In a December 2, 2011 piece for LifeHealthPro, Allison Bell writes about the new standardized health plan guides that are required under PPACA. Most of the article is about the delays in the process of developing the Summary of Benefits and Coverage (SBC) mandates and the industry response to these. Ms. Bell states that:
“The concept is popular even with many Republicans who hate PPACA. Analysts at the Henry J. Kaiser Family Foundation, Menlo Park, N.J. recently surveyed Democrats and Republicans about PPACA and found when they asked about major PPACA provisions that the concept of requiring health insurers to provide standardized, easy-to-understand plan summaries had the support of 76% of the Republicans they polled.”
That said, there are still questions about what should go in the SBC and whether all plans and markets would be subject to the requirement. Ms. Bell reports that regulators want consumers to be able to use SBCs to compare plan provisions such as deductibles and co-payments as well as to compare the total out-of-pocket costs for some specific conditions. She also reports that consumer representatives note that there are many consumer complaints regarding the practice of balance billing.
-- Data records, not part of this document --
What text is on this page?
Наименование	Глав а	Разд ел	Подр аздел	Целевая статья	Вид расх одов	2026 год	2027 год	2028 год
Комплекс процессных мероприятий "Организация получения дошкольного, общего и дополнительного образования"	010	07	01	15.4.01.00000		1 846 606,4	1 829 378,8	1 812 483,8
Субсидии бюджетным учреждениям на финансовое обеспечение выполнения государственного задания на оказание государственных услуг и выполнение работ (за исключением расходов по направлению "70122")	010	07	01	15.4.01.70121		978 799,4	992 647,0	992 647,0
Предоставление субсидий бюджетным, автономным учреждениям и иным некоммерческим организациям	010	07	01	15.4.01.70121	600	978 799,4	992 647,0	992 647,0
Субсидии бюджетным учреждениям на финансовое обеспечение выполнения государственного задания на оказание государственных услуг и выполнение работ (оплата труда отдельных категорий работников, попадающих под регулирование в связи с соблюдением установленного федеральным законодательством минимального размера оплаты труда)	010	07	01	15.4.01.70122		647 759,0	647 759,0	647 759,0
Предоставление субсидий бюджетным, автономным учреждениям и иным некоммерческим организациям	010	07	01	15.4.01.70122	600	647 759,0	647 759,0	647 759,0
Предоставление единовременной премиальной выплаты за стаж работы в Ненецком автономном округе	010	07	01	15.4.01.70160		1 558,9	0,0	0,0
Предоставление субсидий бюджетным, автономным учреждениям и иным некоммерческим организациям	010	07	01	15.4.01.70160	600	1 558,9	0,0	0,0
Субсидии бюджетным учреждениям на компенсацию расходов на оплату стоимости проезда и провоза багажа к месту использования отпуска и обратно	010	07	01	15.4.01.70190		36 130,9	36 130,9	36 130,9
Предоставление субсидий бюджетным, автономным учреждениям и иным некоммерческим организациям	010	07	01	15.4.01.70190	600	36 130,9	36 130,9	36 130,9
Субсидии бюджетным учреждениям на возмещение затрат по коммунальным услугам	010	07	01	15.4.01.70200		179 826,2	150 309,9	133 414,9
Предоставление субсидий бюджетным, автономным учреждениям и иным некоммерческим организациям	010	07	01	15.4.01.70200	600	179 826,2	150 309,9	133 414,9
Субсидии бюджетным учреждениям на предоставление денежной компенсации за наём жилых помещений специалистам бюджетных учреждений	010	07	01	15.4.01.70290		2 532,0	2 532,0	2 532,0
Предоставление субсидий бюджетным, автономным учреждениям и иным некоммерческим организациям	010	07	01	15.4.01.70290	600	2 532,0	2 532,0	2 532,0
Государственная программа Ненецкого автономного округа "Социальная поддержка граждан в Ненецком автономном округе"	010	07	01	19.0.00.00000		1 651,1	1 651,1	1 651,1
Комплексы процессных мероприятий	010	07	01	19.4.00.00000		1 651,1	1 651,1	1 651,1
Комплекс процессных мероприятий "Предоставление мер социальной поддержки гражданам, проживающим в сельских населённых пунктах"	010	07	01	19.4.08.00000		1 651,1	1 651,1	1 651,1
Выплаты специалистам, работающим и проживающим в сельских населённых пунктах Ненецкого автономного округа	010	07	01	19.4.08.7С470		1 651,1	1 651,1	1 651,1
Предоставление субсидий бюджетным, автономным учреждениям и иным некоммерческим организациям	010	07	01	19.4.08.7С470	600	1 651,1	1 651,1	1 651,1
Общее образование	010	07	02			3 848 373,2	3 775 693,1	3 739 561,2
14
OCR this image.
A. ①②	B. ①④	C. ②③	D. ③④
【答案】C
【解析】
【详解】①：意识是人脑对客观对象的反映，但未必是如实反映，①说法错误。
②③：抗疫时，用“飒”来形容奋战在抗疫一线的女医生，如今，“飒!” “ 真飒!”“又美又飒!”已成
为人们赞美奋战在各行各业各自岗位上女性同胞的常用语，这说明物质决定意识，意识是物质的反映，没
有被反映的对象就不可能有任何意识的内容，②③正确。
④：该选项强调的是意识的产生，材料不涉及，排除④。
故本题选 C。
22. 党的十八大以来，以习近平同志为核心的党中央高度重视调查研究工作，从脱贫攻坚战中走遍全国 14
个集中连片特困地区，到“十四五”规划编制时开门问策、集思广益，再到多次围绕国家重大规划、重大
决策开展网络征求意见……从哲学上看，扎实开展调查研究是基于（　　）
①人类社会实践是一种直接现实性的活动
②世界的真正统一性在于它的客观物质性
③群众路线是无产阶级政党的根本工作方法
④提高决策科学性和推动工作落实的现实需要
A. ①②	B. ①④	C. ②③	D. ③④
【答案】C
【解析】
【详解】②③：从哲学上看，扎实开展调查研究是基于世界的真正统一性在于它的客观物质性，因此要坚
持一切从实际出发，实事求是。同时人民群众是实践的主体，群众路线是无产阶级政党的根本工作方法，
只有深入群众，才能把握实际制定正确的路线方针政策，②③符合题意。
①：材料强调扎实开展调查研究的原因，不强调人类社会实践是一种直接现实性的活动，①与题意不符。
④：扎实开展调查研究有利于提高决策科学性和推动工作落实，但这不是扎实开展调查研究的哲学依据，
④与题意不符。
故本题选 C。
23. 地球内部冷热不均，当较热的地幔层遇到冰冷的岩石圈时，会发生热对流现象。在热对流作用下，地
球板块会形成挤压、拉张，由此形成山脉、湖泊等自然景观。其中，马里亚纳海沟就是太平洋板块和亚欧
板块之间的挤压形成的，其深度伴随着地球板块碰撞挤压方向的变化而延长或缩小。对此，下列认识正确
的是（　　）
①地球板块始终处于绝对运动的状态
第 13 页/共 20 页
This is something that I have had some recent experience with as a consumer’s advocate. Regular readers of this blog may know that my father is being treated for ALL – Acute Lymphocytic Leukemia. In working through all the insurance issues associated with his care and treatment, I have seen a different side of health insurance than I had previously. Up until my father’s diagnosis, I had made routine use of my own insurance. I provide health insurance for my full-time employees, and have asked for little contribution from them towards that coverage. So I have watched the premiums climb, as have all employers. Every year I have gone through a process of comparing plans to try and figure out the most cost-effective coverage for my business, my employees and my own family.
But until my father’s illness, I did not factor in the possibility of balance billing. I simply was not aware of balance billing. Perhaps I should have been, but the health insurance that we do here is limited – just to the kinds of policies that life insurance companies issue. We don’t represent health insurers; we represent life companies who also write some limited lines of health coverage. So when I was pouring over all the tables of co-pays and deductibles for the health insurance I was buying for my employees, and myself the truth is I didn’t know about balance billing. I didn’t know that out-of pocket caps weren’t really caps from the consumer’s perspective. They are only limits on what the insurer requires an insured to pay, but that doesn’t mean the out-of-network provider isn’t going to bill the insured directly for the difference – the balance – between what the insurer pays them and the full price of the service. There are no limits on that potential liability.
On this, I think the consumer representatives in this discussion have a strong argument that the SBCs are the place to explain and provide examples of how balance billing might operate if a patient receives out-of-network care. The example they suggest is one where there is an in-network ER visit when the ER physician is out-of-network. In my father’s situation, it was the hospital that was out-of-network and the physicians who were in-network, though they only had privileges at the out-of-network hospital. My father ended up having to change physicians so he would be admitted to a different hospital. He has gotten excellent care all along, but many of his treatment decisions have been based on balance billing exposure and none of us even knew it existed until he got sick.
If balance billing isn’t included in the SBC, is there another way consumers can be made aware of this issue?